In a test run, TextDistil processed 10,000 business news articles from the public “Reuters-21,578” corpus and output an ‘RDF-nquad’ file with 0.041 million (~41 k) triples about 955 PERSONs, 10392 ORGANIZATIONS, 1146 GEO_POLITICAL_ENTITIES, 17 ARTIFACTS+PRODUCTS, 4 EVENTS, 13 PREDICATES. (Caveat: In a typical enterprise situation, these triples would be subject to further validation procedures before promoting them to production knowledge graph!)
Below is a screenshot of the verification tool called ‘FactCheck’, which shows text articles processed through the pipeline along with its output in an interactive RDF graph. FactCheck highlights the corresponding sentence from the text document(s) when a triple in the graph is selected, helping to verify if the triple is valid.

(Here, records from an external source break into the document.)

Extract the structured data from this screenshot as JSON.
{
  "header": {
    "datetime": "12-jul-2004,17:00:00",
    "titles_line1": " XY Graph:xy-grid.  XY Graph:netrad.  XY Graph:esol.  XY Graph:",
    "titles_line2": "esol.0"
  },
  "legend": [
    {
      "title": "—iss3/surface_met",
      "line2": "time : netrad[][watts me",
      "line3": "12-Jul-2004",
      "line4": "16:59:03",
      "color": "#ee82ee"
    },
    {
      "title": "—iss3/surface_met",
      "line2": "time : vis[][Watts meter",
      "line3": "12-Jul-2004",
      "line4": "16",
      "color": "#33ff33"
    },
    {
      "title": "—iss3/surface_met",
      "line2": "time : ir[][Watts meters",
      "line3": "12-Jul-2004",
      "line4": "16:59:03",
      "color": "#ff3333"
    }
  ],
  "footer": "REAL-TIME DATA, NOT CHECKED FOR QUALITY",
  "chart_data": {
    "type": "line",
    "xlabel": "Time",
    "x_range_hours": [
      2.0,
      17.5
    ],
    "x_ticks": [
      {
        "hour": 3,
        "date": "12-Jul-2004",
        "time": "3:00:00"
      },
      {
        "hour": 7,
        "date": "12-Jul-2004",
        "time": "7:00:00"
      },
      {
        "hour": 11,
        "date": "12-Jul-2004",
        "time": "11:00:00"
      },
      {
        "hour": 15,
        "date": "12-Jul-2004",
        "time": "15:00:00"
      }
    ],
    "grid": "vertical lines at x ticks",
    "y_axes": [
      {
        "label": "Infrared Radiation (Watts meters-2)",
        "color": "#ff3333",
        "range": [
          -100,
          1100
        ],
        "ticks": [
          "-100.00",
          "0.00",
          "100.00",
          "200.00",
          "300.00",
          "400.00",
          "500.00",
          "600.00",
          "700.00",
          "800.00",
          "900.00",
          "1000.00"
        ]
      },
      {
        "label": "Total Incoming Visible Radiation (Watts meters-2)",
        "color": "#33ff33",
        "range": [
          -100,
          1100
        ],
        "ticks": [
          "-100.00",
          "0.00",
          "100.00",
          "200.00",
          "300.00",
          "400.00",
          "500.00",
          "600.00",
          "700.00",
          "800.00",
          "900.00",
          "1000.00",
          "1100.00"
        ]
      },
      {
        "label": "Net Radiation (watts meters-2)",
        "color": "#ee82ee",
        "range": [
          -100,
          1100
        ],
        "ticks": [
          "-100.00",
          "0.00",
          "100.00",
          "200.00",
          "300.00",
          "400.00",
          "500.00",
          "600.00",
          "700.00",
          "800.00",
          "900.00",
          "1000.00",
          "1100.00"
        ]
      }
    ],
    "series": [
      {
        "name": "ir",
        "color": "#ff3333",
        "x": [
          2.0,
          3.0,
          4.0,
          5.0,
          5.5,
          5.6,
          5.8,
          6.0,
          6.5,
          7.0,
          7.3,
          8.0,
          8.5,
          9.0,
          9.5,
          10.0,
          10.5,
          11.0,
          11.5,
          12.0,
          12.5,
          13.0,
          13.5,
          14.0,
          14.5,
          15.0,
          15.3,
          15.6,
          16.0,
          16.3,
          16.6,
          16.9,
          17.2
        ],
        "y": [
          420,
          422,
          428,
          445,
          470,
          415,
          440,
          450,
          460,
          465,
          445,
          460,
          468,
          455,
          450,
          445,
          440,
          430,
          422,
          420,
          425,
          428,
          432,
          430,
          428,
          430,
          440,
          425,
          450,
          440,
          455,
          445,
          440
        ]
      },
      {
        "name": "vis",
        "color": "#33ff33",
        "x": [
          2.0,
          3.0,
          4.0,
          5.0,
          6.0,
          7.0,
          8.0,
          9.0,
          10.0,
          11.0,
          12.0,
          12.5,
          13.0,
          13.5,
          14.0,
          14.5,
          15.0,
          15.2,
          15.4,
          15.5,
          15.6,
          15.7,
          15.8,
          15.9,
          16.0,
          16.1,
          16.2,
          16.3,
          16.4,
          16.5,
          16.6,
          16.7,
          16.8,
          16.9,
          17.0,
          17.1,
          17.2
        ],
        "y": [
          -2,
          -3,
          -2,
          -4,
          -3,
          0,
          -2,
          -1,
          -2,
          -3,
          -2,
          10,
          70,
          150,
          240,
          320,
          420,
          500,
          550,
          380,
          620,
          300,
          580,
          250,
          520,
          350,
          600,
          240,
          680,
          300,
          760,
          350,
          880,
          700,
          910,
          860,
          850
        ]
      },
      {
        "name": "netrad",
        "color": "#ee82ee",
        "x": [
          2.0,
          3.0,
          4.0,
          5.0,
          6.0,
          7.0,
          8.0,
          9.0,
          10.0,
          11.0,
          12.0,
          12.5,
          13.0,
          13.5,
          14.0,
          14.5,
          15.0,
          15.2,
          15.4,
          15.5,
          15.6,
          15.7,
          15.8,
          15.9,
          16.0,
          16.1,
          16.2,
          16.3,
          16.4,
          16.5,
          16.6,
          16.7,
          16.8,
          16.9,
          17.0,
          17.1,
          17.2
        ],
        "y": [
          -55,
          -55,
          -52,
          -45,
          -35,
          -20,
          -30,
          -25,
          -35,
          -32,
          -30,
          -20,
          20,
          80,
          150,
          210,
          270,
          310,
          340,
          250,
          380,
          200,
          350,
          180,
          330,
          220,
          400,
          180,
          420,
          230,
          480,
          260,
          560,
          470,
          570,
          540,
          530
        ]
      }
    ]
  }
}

Key observations of the test are:
- Large number of (~ 0.19 million) candidate triples whose predicted relations did not match during the linking were discarded! There is potential for correct triples in this pile, but pipeline may need to be modified
- FactCheck has proven to be invaluable in debugging the pipeline. At the time of this writing we had completed visual verification of 15 documents (~ 250 sentences)
- Output ‘RDF-nquad’ file with 41,437 triples was loaded into instances of target Knowledge Graph in three different vendor Triple stores — Amazon Neptune, Franz, Inc Allegro Graph and Cambridge Semantics AnzoGraph. Differences between RDF and RDF* were considered and each needed its own ‘Ontology’ (simple ontology but slightly different from the others)
- End to end automated knowledge extraction pipelines with neural language models are practical for use in production environments!
Conclusion
Industry experts highlight the value of harvesting the text assets that accumulate in the enterprise. Natural language is messy and it is nearly impossible to get high levels of accurate extractions of the knowledge.
Prevailing language processing solutions are incomplete for wider deployments. Recent neural language models like the ‘Transformers’ enable improved and more automated ‘knowledge’ extraction pipelines like TextDistil. Visual tools like FactCheck are invaluable for debugging end to end language processing pipelines.
Knowledge Graphs based on Semantic Technology are better suited for Enterprise Knowledge Management which is critical to organizations. Mature W3c standards based semantic triple stores have been in production use for a number of years, which are well suited for Enterprise Knowledge Graphs.
In summary, end to end language processing pipelines with the latest neural models like TextDistil, are practical and work well as automatic knowledge feeds from unstructured sources into the Enterprise Knowledge Graph(s).